Manipulating data during migration (RunPython)

Hi, I’m working on a PR for pythondotorg. While my solution works, I’m not sure if I’m following best practices. I couldn’t find many resources on this topic, so I would appreciate any advice.

Original model:

class Membership(models.Model):
    BASIC = 0
    SUPPORTING = 1
    SPONSOR = 2
    MANAGING = 3
    CONTRIBUTING = 4
    FELLOW = 5

    MEMBERSHIP_CHOICES = (
        (BASIC, 'Basic Member'),
        (SUPPORTING, 'Supporting Member'),
        (SPONSOR, 'Sponsor Member'),
        (MANAGING, 'Managing Member'),
        (CONTRIBUTING, 'Contributing Member'),
        (FELLOW, 'Fellow'),
    )

    membership_type = models.IntegerField(default=BASIC, choices=MEMBERSHIP_CHOICES)
...

New model:

class Membership(models.Model):
    BASIC = 0
    SUPPORTING = 1
    CONTRIBUTING = 2
    FELLOW = 3

    MEMBERSHIP_CHOICES = (
        (BASIC, 'Basic Member'),
        (SUPPORTING, 'Supporting Member'),
        (CONTRIBUTING, 'Contributing Member'),
        (FELLOW, 'Fellow'),
    )

    membership_type = models.IntegerField(default=BASIC, choices=MEMBERSHIP_CHOICES)
...

Trying to automate the process of updating records with a membership level scheduled for deletion:

# Generated by Django 4.2.17 on 2025-01-12 04:08

from django.db import migrations, models


def update_membership_levels(apps, schema_editor):
    SPONSOR = 2
    MANAGING = 3
    CONTRIBUTING = 4

    Membership = apps.get_model('users', 'Membership')
    Membership.objects.filter(
        membership_type__in=[SPONSOR, MANAGING]
    ).update(membership_type=CONTRIBUTING)


class Migration(migrations.Migration):

    dependencies = [
        ('users', '0015_alter_user_first_name'),
    ]

    operations = [
        migrations.RunPython(update_membership_levels),
        migrations.AlterField(
            model_name='membership',
            name='membership_type',
            field=models.IntegerField(choices=[(0, 'Basic Member'), (1, 'Supporting Member'), (2, 'Contributing Member'), (3, 'Fellow')], default=0),
        ),
    ]

My understanding is that this approach uses the legacy model; therefore, membership_level 4 is still available. Any records that match SPONSOR or MANAGING are updated to CONTRIBUTING. Then, when AlterField is applied, CONTRIBUTING (4) is changed to CONTRIBUTING (2). Is this correct?

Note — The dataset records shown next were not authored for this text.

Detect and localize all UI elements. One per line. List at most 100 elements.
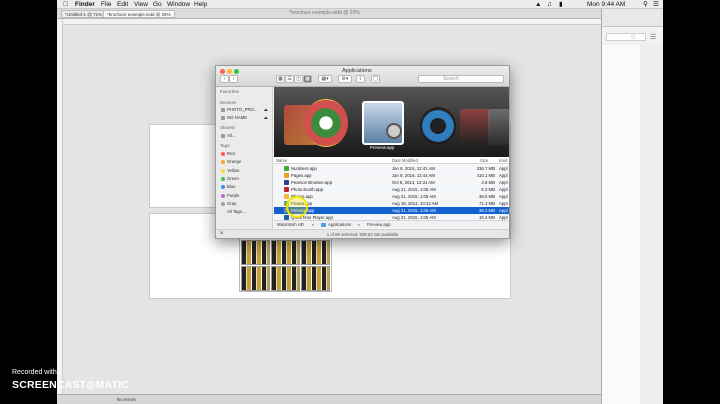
image-grid-frame[interactable] [239, 238, 332, 292]
file-size: 71.4 MB [478, 201, 495, 206]
tag-color-dot [221, 152, 225, 156]
coverflow-icon-picasa [304, 99, 348, 147]
file-date: Aug 21, 2015, 1:05 AM [392, 194, 436, 199]
file-name: Pages.app [291, 173, 312, 178]
tab-brochure[interactable]: *brochure example.indd @ 25% [103, 10, 175, 18]
finder-titlebar: Applications ‹ › ▦ ☰ ◫ ▩ ▦▾ ⚙▾ ⇧ ◯ Searc… [216, 66, 509, 87]
sidebar-tag-item[interactable]: Yellow [227, 168, 239, 173]
finder-sidebar: Favorites Devices PHOTO_PRO... ⏏ NO NAME… [216, 87, 273, 232]
file-kind: Appl [499, 194, 508, 199]
finder-search-field[interactable]: Search [418, 75, 504, 83]
list-view-button[interactable]: ☰ [285, 75, 294, 83]
cover-flow-view-button[interactable]: ▩ [303, 75, 312, 83]
file-date: Jan 8, 2016, 12:41 AM [392, 166, 436, 171]
tag-color-dot [221, 168, 225, 173]
file-row[interactable]: Photo Booth.app Aug 21, 2015, 1:05 AM 6.3 … [274, 186, 509, 193]
coverflow-icon-quicktime [420, 107, 456, 145]
grid-image [301, 240, 330, 265]
network-icon [221, 134, 225, 138]
path-item-preview[interactable]: Preview.app [367, 221, 390, 229]
action-gear-button[interactable]: ⚙▾ [338, 75, 352, 83]
grid-image [301, 266, 330, 291]
menu-help[interactable]: Help [194, 0, 207, 9]
sidebar-tag-item[interactable]: Red [227, 151, 235, 156]
browser-address-bar[interactable] [606, 33, 646, 41]
edit-tags-button[interactable]: ◯ [371, 75, 380, 83]
forward-button[interactable]: › [229, 75, 238, 83]
menu-go[interactable]: Go [153, 0, 162, 9]
path-separator-icon: ▸ [358, 222, 361, 227]
file-row[interactable]: Pearson Browser.app Oct 8, 2013, 12:31 AM… [274, 179, 509, 186]
finder-window-title: Applications [342, 68, 372, 74]
browser-menu-icon[interactable]: ☰ [650, 33, 656, 41]
menu-bar:  Finder File Edit View Go Window Help ▲… [57, 0, 663, 9]
column-header-date[interactable]: Date Modified [392, 157, 418, 164]
path-item-applications[interactable]: Applications [328, 221, 351, 229]
finder-status-bar: 1 of 89 selected, 939.52 GB available [216, 229, 509, 238]
apple-menu-icon[interactable]:  [63, 0, 68, 9]
column-header-size[interactable]: Size [480, 157, 488, 164]
back-button[interactable]: ‹ [220, 75, 229, 83]
eject-icon[interactable]: ⏏ [264, 107, 268, 112]
coverflow-icon-app [488, 109, 509, 145]
file-row[interactable]: Picasa.app Aug 18, 2014, 10:42 AM 71.4 MB A… [274, 200, 509, 207]
coverflow-icon-app [460, 109, 490, 145]
column-header-name[interactable]: Name [276, 157, 287, 164]
icon-view-button[interactable]: ▦ [276, 75, 285, 83]
sidebar-toggle-icon[interactable]: ⇲ [219, 230, 223, 236]
column-view-button[interactable]: ◫ [294, 75, 303, 83]
notification-center-icon[interactable]: ☰ [653, 0, 659, 9]
watermark-line-1: Recorded with [12, 369, 57, 376]
tag-color-dot [221, 185, 225, 190]
menu-view[interactable]: View [134, 0, 148, 9]
arrange-button[interactable]: ▦▾ [318, 75, 332, 83]
tag-color-dot [221, 160, 225, 165]
file-size: 410.1 MB [476, 173, 495, 178]
sidebar-tag-item[interactable]: Purple [227, 193, 239, 198]
menu-clock[interactable]: Mon 9:44 AM [587, 0, 625, 9]
menu-window[interactable]: Window [167, 0, 190, 9]
menu-edit[interactable]: Edit [117, 0, 128, 9]
browser-scroll-area [640, 45, 663, 404]
drive-icon [221, 116, 225, 120]
sidebar-header-devices: Devices [220, 100, 237, 105]
sidebar-item-shared-all[interactable]: All... [227, 133, 235, 138]
battery-icon[interactable]: ▮ [559, 0, 563, 9]
file-size: 3.8 MB [481, 180, 495, 185]
sidebar-item-photo-pro[interactable]: PHOTO_PRO... [227, 107, 257, 112]
volume-icon[interactable]: ♫ [547, 0, 552, 9]
sidebar-tag-item[interactable]: Gray [227, 201, 236, 206]
file-date: Jan 8, 2016, 12:44 AM [392, 173, 436, 178]
file-date: Aug 18, 2014, 10:42 AM [392, 201, 439, 206]
file-row[interactable]: Pages.app Jan 8, 2016, 12:44 AM 410.1 MB Ap… [274, 172, 509, 179]
column-header-kind[interactable]: Kind [499, 157, 507, 164]
share-button[interactable]: ⇧ [356, 75, 365, 83]
sidebar-item-no-name[interactable]: NO NAME [227, 115, 247, 120]
close-window-icon[interactable] [220, 69, 225, 74]
sidebar-header-tags: Tags [220, 143, 230, 148]
wifi-icon[interactable]: ▲ [535, 0, 541, 9]
sidebar-tag-item[interactable]: All Tags... [227, 209, 246, 214]
preflight-status[interactable]: No errors [117, 395, 136, 404]
eject-icon[interactable]: ⏏ [264, 115, 268, 120]
sidebar-tag-item[interactable]: Orange [227, 159, 241, 164]
menu-app-name[interactable]: Finder [75, 0, 95, 9]
grid-image [241, 240, 270, 265]
tab-untitled[interactable]: *Untitled-1 @ 71% [61, 10, 107, 18]
file-row[interactable]: Numbers.app Jan 8, 2016, 12:41 AM 336.7 MB… [274, 165, 509, 172]
file-row[interactable]: Preview.app Aug 21, 2015, 1:05 AM 38.2 MB A… [274, 207, 509, 214]
path-item-macintosh-hd[interactable]: Macintosh HD [277, 221, 304, 229]
file-row[interactable]: Photos.app Aug 21, 2015, 1:05 AM 38.5 MB Ap… [274, 193, 509, 200]
menu-file[interactable]: File [101, 0, 111, 9]
sidebar-tag-item[interactable]: Green [227, 176, 239, 181]
zoom-window-icon[interactable] [234, 69, 239, 74]
cover-flow-view[interactable]: Preview.app [274, 87, 509, 157]
minimize-window-icon[interactable] [227, 69, 232, 74]
desktop:  Finder File Edit View Go Window Help ▲… [57, 0, 663, 404]
horizontal-ruler [63, 19, 601, 25]
browser-tab-strip [602, 9, 663, 27]
bookmark-star-icon[interactable]: ☆ [630, 33, 636, 41]
spotlight-icon[interactable]: ⚲ [643, 0, 648, 9]
file-name: Pearson Browser.app [291, 180, 333, 185]
sidebar-tag-item[interactable]: Blue [227, 184, 236, 189]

After a quick search on GitHub, I wasn’t able to find any instances of this approach being used, so I wonder if it’s uncommon or considered a non-standard practice. Any advice or clarification on the underlying behavior would be greatly appreciated.

The choices on the field is just about validation. The AlterField doesn’t change the data in the row, so you’re right that you’ll need a data migration. “CONTRIBUTING” doesn’t exist in the database, only “4”, which means your migration needs to consider more about the values than their human-readable names, so the entries you need to update are slightly different to what’s in your data migration.

Therefore, you need to migrate:

  • 0 → 0
  • 1 → 1
  • 2 → 2
  • 3 → 2
  • 4 → 2
  • 5 → 3

The first 3 are noops, meaning there’s only 2 cases you need to be careful of. Since I suspect this table is large on python.org, this might be best updated using a CASE, rather than 3 individual queries.

AlterField won’t change any of the rows values, just the constraints around the values in the rows, which means you need to make sure the row values are correct before changing the constraints.

Personally, I tend to handle these types of fields as CharField. It’s larger, but means the migrations are much simpler when adding or removing entries (since you don’t need to shuffle values which don’t change).

You’ll need to be careful about what happens to the system when this migration is part way through, but that’s one more for the team reviewing your PR.

Another point to consider is: Do the membership type values have to be consecutive or can you leave “holes” in there? E.g, why do you want to change the value for FELLOW from 5 to 3? Can’t you keep it at 5? If not, why not? Because then you’d only have to reassign the membership types which have been removed.

That being said, following @theorangeone 's advice and making this a CharField while at it would probably be clearer; the database values would make sense even without having the code around then, and there’s always value in that. Maybe except if you need to order by membership type or something, but you could still use something like 10_basic, 20_supporting etc., where values can be stringly ordered correctly while still themselves being clearer than an integer.